The bar has now established itself as a local in spirit as it attracts regular custom from people who don't live in the city but have still formed their own bond with Dead Crafty. Stephen Walmsley is originally from Bootle, but moved to London in the late 90s.

The talented chef knows his way around a high quality local as he fondly remembers the time he defeated Ian McKellen at the legendary actor's famed pub quiz at The Grapes in London. The 50-year-old joked: "We rinsed Gandalf. It was fantastic."

Stephen told the ECHO why Dead Crafty is often his first port of call whenever he makes the journey back to Liverpool Lime Street. He said: "Modern craft places can tend to be people on their phones checking in on Untappd or scratching their chins on whether a beer is Citra or Mosaic hops. But here every time I've got into a conversation with one person that has gone into something more interesting and it's all because of the personality of the owners.

"A pub can just be wood, flooring, taps and beer but if you don't imbue it with a personality then it's just a space with no heart and soul. Places like this, people like me come to for the beer but this place transcends that and it's become a family environment with a local vibe because of the people that run it."

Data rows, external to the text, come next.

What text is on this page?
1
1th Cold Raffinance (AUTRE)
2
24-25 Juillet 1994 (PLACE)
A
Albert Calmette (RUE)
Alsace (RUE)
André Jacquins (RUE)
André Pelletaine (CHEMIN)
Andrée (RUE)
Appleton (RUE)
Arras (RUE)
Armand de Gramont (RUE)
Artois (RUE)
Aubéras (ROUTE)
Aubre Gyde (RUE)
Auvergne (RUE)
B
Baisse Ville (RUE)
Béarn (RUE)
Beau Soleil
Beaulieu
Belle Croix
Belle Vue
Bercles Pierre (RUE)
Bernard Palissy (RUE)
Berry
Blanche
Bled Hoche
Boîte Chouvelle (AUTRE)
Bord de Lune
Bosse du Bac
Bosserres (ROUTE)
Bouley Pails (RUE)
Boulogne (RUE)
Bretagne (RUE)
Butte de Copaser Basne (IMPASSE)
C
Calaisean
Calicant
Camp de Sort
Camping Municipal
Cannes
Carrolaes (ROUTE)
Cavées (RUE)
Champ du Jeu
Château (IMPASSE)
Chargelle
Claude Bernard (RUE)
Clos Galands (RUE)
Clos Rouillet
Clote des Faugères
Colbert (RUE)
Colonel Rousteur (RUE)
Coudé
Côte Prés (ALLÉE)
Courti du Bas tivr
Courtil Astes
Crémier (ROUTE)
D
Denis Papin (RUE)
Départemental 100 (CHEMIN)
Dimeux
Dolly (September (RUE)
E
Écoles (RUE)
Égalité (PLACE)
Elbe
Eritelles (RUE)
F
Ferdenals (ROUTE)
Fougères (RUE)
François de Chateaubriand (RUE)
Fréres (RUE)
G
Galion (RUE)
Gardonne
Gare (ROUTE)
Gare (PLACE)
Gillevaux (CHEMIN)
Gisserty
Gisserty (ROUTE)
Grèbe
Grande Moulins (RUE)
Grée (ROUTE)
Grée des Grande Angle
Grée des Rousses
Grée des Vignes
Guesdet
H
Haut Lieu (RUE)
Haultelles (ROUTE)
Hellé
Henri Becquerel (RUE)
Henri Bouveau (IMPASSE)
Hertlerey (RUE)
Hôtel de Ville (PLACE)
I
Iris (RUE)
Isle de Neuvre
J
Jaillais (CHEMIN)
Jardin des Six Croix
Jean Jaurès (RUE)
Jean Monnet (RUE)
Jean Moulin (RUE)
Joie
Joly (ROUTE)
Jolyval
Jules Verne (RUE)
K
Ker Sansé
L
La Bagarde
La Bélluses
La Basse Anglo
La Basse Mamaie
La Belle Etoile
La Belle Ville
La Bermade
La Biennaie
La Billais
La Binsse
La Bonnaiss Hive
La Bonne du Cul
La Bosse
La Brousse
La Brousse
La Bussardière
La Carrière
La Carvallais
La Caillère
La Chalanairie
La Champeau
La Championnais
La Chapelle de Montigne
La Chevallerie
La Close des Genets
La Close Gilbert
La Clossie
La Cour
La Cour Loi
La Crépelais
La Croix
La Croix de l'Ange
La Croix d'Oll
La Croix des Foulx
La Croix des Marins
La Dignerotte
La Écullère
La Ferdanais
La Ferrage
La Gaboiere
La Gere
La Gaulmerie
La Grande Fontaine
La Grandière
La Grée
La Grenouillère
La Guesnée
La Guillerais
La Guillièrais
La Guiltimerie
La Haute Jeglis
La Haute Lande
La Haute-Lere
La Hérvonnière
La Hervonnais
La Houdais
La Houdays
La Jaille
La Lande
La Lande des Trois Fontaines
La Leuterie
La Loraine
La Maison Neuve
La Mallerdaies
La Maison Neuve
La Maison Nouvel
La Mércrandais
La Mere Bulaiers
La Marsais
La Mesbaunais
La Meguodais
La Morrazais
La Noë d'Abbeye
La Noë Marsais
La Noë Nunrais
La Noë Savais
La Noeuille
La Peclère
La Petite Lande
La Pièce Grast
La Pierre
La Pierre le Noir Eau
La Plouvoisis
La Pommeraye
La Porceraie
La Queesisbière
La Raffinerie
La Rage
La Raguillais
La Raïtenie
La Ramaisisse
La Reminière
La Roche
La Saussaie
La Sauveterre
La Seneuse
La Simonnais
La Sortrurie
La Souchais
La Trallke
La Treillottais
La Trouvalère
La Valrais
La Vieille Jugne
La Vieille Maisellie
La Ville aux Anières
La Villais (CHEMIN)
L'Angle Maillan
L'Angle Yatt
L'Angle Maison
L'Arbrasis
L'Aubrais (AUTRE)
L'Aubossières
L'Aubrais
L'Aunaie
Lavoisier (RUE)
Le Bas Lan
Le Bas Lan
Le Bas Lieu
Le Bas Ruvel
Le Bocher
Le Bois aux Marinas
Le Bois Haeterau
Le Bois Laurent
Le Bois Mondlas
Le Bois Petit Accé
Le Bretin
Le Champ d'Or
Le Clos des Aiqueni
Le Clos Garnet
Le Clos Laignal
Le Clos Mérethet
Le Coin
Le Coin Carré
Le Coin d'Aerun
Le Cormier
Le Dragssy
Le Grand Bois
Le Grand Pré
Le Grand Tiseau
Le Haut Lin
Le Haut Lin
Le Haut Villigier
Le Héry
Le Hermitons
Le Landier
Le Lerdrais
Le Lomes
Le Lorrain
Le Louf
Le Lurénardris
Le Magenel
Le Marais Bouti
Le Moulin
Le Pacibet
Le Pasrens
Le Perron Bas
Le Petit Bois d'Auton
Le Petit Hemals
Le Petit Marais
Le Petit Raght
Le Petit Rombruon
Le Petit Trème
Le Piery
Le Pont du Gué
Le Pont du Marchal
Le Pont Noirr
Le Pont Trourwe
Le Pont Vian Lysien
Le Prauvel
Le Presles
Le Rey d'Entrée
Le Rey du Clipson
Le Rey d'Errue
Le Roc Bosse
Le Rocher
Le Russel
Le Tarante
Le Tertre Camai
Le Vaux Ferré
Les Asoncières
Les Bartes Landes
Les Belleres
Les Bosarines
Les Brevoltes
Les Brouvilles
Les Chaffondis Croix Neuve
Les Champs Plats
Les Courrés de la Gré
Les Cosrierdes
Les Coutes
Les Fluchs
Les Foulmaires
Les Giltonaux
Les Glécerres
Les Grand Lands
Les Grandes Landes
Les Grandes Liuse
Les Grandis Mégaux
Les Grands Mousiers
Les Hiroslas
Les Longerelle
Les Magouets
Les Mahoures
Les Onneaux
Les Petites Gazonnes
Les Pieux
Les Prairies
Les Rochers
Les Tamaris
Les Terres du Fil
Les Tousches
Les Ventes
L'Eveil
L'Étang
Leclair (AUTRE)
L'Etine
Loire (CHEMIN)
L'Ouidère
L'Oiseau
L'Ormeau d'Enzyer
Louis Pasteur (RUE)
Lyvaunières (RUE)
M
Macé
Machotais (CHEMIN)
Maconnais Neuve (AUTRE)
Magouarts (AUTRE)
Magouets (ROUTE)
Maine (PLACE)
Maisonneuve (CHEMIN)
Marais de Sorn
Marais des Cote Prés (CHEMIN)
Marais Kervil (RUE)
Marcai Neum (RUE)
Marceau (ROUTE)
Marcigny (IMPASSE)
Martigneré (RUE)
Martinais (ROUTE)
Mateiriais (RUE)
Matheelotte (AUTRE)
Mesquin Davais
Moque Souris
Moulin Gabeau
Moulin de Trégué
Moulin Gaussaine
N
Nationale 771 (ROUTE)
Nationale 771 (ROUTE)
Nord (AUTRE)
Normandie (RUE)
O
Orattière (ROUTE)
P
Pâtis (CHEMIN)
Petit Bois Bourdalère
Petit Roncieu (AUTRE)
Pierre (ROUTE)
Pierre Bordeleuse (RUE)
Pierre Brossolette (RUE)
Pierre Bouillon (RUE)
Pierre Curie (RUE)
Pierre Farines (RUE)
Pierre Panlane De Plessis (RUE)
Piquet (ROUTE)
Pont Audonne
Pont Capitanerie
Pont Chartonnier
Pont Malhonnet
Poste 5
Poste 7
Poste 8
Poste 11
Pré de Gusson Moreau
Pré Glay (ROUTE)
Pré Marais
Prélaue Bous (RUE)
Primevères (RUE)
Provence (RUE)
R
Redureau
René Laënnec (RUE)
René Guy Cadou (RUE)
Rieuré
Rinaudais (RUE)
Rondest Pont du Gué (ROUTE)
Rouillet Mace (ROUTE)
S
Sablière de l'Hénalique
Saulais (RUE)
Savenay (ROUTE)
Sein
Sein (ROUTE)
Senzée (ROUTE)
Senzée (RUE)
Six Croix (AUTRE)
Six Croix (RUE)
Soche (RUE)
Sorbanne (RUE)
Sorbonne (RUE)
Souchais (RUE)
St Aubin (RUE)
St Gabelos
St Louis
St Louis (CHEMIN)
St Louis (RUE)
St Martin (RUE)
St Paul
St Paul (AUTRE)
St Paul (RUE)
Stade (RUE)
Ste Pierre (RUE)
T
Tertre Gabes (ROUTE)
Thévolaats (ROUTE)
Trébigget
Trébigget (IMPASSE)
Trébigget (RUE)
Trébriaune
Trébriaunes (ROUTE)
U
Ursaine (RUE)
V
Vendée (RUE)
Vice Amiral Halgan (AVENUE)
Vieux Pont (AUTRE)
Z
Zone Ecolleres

Colin joked he knew Dead Crafty had become a special place when it changed how he listened to music, as classic songs had become closely associated with people he met through drinking at this bar. I retreated to the quiet of downstairs for the conversation with Stephen, but the interview is against the backdrop of a Dead Crafty favourite as a raucous singalong of Seal's Kiss From a Rose spills over into the chat.

A quick glance at the clock and it becomes clear my well thought out plan to conduct the interviews and get the last train home have long faded as I'm in the all too familiar position of once again plotting a taxi ride home from Dead Crafty.

However, the realisation doesn't fill me with dread as part of the magic of a local bar is it's a space where time can often run away from itself. There's no way Norm was ever getting off that barstool in Cheers to make the last train home, because the best laid plans will often go awry in a place where everybody knows your name.